The EU definition of “who owns the fish?” has meant that the fishing industry has always been a priority. But this is the result of short-term thinking: when the fish run out, the nutrients die too. This awareness is shared by everyone who has fished small-scale in a limited area for generations.

The powers that be should have long been aware of where their promotion of large-scale and maximum fish harvesting leads. Or do they not read the investigations they themselves appoint? In the 2003 report of the Marine Environment Commission, the analysis is crystal clear:

The sea is owned by everyone and no one. While many
claiming the right to the sea’s resources, no one today takes it
ultimate responsibility for the sea.
The industries that use
have considered themselves to have self-evident rights, but not
sufficient obligations to protect the marine
ecosystems. There is a lack of overall responsibility
internationally and nationally.

The fragmentation of marine environmental work is further complicated
of a lack of dialogue and coordination between different
stakeholders, researchers and authorities. Environmental work
is basically about changing and stimulating
human behaviour, which requires extensive
changes in prevailing attitudes.

The conclusion of the Marine Environment Commission is that
the environmental situation in our surrounding seas is a
result of the fact that short-term economic interests, in
combined with a lack of understanding of the
complex marine ecosystems, has been allowed to
control the management of the sea. The sea is in large
a victim of the curse of the commons.

The Commission’s analysis seems to have been binned. Or between the chairs? I can draw no other conclusion than that politicians and authorities have allowed the sea to be devastated with their eyes wide open. Or do they lack real influence? In that case, who has the real power over fisheries policy?

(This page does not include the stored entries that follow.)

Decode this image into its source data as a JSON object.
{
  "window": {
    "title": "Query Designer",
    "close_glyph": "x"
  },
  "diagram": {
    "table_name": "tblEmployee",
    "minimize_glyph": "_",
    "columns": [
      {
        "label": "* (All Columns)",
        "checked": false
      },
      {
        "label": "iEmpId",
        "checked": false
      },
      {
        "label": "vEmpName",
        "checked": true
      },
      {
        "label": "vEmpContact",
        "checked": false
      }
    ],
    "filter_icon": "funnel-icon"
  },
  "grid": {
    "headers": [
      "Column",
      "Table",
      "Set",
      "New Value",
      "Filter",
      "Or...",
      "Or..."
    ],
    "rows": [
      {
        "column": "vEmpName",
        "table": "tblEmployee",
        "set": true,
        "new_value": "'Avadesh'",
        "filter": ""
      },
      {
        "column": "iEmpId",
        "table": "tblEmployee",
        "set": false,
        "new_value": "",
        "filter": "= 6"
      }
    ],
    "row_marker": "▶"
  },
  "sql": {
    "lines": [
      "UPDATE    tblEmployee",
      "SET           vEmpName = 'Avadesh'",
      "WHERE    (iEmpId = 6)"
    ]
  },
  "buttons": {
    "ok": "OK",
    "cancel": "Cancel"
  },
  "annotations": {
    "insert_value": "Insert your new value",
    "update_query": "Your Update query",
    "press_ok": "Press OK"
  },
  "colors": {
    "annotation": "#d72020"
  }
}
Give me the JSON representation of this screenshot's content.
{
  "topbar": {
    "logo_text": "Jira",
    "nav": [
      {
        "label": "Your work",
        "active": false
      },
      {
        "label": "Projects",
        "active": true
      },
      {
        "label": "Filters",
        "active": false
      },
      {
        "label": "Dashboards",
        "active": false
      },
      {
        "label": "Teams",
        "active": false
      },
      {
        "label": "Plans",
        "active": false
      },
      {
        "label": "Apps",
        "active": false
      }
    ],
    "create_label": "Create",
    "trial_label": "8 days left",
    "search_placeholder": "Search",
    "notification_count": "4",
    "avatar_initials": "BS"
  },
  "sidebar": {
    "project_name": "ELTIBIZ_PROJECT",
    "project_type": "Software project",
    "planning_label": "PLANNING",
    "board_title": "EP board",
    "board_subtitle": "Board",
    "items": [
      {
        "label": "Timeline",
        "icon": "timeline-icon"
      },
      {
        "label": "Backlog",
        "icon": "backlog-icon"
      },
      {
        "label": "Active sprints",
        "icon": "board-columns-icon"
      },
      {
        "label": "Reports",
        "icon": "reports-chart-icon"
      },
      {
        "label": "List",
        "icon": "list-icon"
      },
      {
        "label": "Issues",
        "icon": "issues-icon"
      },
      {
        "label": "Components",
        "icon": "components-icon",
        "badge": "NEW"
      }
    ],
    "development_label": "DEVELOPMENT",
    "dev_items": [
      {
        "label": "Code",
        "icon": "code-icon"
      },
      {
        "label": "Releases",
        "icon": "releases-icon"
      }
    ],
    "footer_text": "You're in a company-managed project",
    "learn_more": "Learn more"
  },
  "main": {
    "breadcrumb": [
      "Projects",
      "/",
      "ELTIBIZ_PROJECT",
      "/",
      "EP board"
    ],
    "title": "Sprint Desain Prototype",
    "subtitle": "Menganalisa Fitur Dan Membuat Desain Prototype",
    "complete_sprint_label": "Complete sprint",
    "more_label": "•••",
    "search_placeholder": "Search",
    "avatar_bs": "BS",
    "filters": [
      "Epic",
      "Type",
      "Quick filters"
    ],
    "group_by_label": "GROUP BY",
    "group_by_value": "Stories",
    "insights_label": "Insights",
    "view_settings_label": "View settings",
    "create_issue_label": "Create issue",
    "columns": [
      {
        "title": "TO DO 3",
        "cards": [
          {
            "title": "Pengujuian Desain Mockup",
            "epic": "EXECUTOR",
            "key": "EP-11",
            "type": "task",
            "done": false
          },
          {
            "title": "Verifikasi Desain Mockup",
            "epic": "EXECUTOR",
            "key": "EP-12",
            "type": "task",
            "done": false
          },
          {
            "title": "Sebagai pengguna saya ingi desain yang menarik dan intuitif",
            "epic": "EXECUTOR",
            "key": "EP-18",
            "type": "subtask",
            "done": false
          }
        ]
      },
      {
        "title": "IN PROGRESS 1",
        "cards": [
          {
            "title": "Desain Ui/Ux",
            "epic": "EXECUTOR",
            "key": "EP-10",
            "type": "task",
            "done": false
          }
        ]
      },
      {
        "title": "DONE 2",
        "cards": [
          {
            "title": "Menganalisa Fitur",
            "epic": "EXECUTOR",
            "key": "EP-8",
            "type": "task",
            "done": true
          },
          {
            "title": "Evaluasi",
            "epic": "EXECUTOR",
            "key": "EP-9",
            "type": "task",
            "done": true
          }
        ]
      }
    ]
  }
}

The Marine Environment Commission used the term “curse of the commons”, which is derived from the English “Tragedy of the commons“. It was coined in the 19th century to describe what happened when grazing animals were allowed to roam freely on commons. The theory is that no one takes responsibility for the care and management of the common property. Everyone just wants to grab as much as possible, which leads to the destruction of the resource. This could also apply to fish in the sea. Since no one and everyone owns it, you have to catch it first – or someone else will take it.

The notion that the “commons” tends to be neglected can be applied to everything from the atmosphere to fish stocks. But must the commons be overexploited? And are national quota systems for fisheries the only solution?

There are other ways of looking at ownership, people and nature. Elinor Ostrom, Nobel Prize winner in economics, has shown that people can work together to develop natural resources that are owned by all. Through her research, Ostrom is able to establish that decisions on how to manage fish stocks, for example, should be made as close to the users as possible. If the population of a given stretch of coastline is given collective responsibility for fish management, it develops rules that make management economically and ecologically sustainable. Involving people increases their willingness to care for the commons – for their own good and that of their descendants.

I think that if Nobel Laureate Ostrom’s research results were applied to the Baltic Sea, the sea would be divided into smaller sectors. Local coastal fishermen, supported by scientists and authorities, would be responsible for the management of the marine areas they know so well. Local management has proved very successful in large Swedish lakes, such as Hjälmaren and Mälaren. There, pike are abundant, fished sustainably and provide good income for fishermen. This thinking is at odds with EU and Swedish maritime governance. It determines
quotas in Brussels and the majority go to large-scale industrial fishermen from the West Coast. They fish far from their home ports and have no connection to the Baltic coast. Local fishermen claim that “their” fish are almost exterminated by giant Gothenburg trawlers, which is done according to current laws and regulations. While inshore fishing is dying out, high-tech industrial trawling is highly profitable.

The issue of industrial trawls is today the major point of conflict in Swedish fisheries. Communities along the entire east and south coast are calling for restrictions on large-scale fishing. The protests are about preserving traditional culture and local jobs. Who owns the fish? is becoming a hot political issue. In Sweden, Europe and the world.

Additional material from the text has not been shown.